Rust brings superior language ergonomics and strong compile-time aliasing guarantees, but it faces structural barriers that make SPARK's level of formal verification fundamentally unreachable. These are not matters of tooling immaturity, but of language design and semantics:

- Rust allows pervasive unsafe code, which escapes the borrow checker's guarantees. Every unsafe block must be modelled and verified separately, defeating whole-program reasoning. SPARK forbids such unchecked escape hatches within the verified subset.

- Rust's semantics include undefined behavior and panics, which cannot be statically ruled out by the compiler. SPARK, by contrast, can prove statically that such run-time errors are impossible.

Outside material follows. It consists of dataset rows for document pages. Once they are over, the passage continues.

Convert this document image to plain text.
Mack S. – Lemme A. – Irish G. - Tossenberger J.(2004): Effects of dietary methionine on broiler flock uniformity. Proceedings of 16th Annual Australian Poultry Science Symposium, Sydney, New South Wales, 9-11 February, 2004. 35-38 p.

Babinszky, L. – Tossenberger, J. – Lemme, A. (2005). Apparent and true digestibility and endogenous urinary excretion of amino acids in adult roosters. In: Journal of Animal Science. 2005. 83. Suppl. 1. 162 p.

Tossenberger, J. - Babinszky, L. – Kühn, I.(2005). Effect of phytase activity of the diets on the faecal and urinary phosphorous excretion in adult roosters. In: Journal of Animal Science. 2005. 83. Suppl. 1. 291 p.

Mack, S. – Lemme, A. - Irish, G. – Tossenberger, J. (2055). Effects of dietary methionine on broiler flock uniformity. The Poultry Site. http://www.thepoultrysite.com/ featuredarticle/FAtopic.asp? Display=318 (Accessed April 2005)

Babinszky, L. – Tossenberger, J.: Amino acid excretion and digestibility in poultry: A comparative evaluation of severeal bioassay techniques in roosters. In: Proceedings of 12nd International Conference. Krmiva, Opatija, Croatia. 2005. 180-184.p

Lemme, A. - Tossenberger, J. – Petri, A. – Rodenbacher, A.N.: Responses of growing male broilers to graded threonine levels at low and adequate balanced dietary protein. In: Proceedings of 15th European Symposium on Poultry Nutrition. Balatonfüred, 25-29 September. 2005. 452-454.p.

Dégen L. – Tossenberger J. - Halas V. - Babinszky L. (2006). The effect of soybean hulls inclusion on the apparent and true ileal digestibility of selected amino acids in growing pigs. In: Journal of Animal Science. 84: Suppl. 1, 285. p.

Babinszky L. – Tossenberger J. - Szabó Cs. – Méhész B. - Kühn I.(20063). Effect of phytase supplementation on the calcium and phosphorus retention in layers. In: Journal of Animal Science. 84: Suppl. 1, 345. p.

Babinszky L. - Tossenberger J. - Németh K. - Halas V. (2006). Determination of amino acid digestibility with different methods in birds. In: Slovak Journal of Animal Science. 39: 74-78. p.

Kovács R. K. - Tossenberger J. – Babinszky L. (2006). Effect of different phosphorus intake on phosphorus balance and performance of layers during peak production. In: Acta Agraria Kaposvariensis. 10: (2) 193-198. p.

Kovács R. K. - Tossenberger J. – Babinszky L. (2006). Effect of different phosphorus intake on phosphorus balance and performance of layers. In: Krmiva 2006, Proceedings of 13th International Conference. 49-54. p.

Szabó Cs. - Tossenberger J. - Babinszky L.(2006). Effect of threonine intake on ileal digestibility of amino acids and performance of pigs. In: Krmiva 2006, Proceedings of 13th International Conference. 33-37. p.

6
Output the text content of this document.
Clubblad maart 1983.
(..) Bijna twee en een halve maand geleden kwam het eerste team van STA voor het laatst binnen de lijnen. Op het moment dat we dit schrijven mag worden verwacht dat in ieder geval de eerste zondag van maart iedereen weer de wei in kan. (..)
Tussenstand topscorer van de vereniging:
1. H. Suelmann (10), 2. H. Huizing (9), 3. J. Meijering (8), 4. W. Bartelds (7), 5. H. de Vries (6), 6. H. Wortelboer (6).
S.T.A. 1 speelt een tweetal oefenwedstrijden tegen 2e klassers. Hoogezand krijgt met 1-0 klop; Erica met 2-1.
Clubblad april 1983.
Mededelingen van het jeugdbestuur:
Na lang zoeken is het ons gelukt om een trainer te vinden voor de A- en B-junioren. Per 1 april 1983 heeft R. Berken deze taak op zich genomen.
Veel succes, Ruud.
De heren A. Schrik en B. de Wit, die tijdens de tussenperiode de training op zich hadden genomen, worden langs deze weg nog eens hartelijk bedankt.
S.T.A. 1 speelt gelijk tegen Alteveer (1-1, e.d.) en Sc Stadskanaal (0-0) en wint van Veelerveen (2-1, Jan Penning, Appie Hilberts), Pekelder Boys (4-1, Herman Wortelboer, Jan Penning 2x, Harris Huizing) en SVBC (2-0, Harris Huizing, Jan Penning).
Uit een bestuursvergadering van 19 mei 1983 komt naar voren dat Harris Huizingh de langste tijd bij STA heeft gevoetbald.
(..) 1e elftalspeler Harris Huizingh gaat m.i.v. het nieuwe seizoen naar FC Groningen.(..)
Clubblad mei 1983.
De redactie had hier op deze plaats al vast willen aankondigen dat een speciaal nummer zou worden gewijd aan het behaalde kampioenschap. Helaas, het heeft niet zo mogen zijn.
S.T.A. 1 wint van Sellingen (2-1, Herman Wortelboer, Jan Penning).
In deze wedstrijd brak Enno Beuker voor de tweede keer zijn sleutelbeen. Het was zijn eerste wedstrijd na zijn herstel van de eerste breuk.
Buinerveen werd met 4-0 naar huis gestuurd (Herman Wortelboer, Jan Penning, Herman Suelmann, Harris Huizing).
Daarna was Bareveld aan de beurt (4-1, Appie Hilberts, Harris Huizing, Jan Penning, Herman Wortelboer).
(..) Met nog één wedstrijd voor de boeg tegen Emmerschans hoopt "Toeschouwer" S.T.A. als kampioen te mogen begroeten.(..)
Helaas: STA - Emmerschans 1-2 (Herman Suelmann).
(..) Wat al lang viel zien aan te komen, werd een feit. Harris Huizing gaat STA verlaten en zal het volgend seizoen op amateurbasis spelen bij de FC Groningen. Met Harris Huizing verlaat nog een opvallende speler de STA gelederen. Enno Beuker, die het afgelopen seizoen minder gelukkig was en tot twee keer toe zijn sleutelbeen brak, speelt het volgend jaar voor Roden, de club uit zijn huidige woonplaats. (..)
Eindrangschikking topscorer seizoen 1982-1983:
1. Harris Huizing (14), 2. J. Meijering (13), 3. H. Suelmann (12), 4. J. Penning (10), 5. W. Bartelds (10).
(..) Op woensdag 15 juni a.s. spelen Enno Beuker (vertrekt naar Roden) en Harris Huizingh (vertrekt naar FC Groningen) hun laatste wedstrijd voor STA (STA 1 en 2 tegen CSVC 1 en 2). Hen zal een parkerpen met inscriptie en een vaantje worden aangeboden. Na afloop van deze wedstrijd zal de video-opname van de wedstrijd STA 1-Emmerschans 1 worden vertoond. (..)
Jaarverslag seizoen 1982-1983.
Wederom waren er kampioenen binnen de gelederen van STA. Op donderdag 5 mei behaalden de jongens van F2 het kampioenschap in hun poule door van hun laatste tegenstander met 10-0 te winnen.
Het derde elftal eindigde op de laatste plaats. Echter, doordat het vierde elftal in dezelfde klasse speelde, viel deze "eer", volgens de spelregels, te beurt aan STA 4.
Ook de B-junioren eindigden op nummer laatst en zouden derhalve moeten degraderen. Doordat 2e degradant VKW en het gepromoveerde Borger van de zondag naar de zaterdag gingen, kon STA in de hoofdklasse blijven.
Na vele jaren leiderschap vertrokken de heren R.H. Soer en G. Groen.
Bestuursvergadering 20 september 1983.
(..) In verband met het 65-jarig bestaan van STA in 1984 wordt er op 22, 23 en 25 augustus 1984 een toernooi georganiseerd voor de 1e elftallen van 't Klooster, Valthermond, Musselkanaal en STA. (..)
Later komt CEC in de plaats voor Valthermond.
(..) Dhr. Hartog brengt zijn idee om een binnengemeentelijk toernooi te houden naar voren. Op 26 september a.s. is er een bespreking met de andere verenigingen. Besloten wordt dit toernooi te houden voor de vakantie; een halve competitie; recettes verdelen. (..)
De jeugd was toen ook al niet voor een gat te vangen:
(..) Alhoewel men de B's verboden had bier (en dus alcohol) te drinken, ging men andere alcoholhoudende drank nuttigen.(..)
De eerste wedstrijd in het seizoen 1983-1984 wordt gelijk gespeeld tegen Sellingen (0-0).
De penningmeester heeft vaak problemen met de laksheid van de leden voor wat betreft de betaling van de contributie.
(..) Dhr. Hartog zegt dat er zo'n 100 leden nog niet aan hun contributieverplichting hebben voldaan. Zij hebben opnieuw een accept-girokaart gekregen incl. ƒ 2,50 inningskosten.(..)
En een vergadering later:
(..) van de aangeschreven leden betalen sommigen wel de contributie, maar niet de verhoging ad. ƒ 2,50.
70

- Rust's rich features (lifetimes, traits, interior mutability, macros, async, etc.) greatly complicate formal semantics. SPARK deliberately restricts such constructs to preserve provable determinism.

- Rust lacks a single, formally specified, stable verification subset. SPARK's subset is precisely defined and stable, with a formal semantics that proofs can rely on across versions.

- Rust's verification ecosystem is fragmented and research-oriented (Prusti, Verus, Creusot, RustBelt), whereas SPARK's GNATprove toolchain is unified, production-proven, and already qualified for use in DO-178C, EN-50128, and IEC-61508 workflows.

- Certification for Rust toolchains (qualified compilers, MC/DC coverage, auditable artifacts) is only beginning to emerge; SPARK/Ada toolchains have delivered such evidence for decades.

In short, Rust's design - allowing unsafe code, undefined behavior, and a complex evolving feature set - makes SPARK-level whole-program, certifiable formal verification structurally impossible. SPARK is not merely a verifier bolted onto Ada: it is a rigorously defined, verifiable subset with an integrated proof toolchain and an industrial certification pedigree that Rust simply cannot replicate within its current design philosophy.

If your objective is immediately auditable, whole-program AoRTE proofs accepted by certifying authorities today, SPARK is the practical choice.

I hope this sheds some light on why SPARK's verification model remains unique and why Rust, by design, cannot fully replicate it.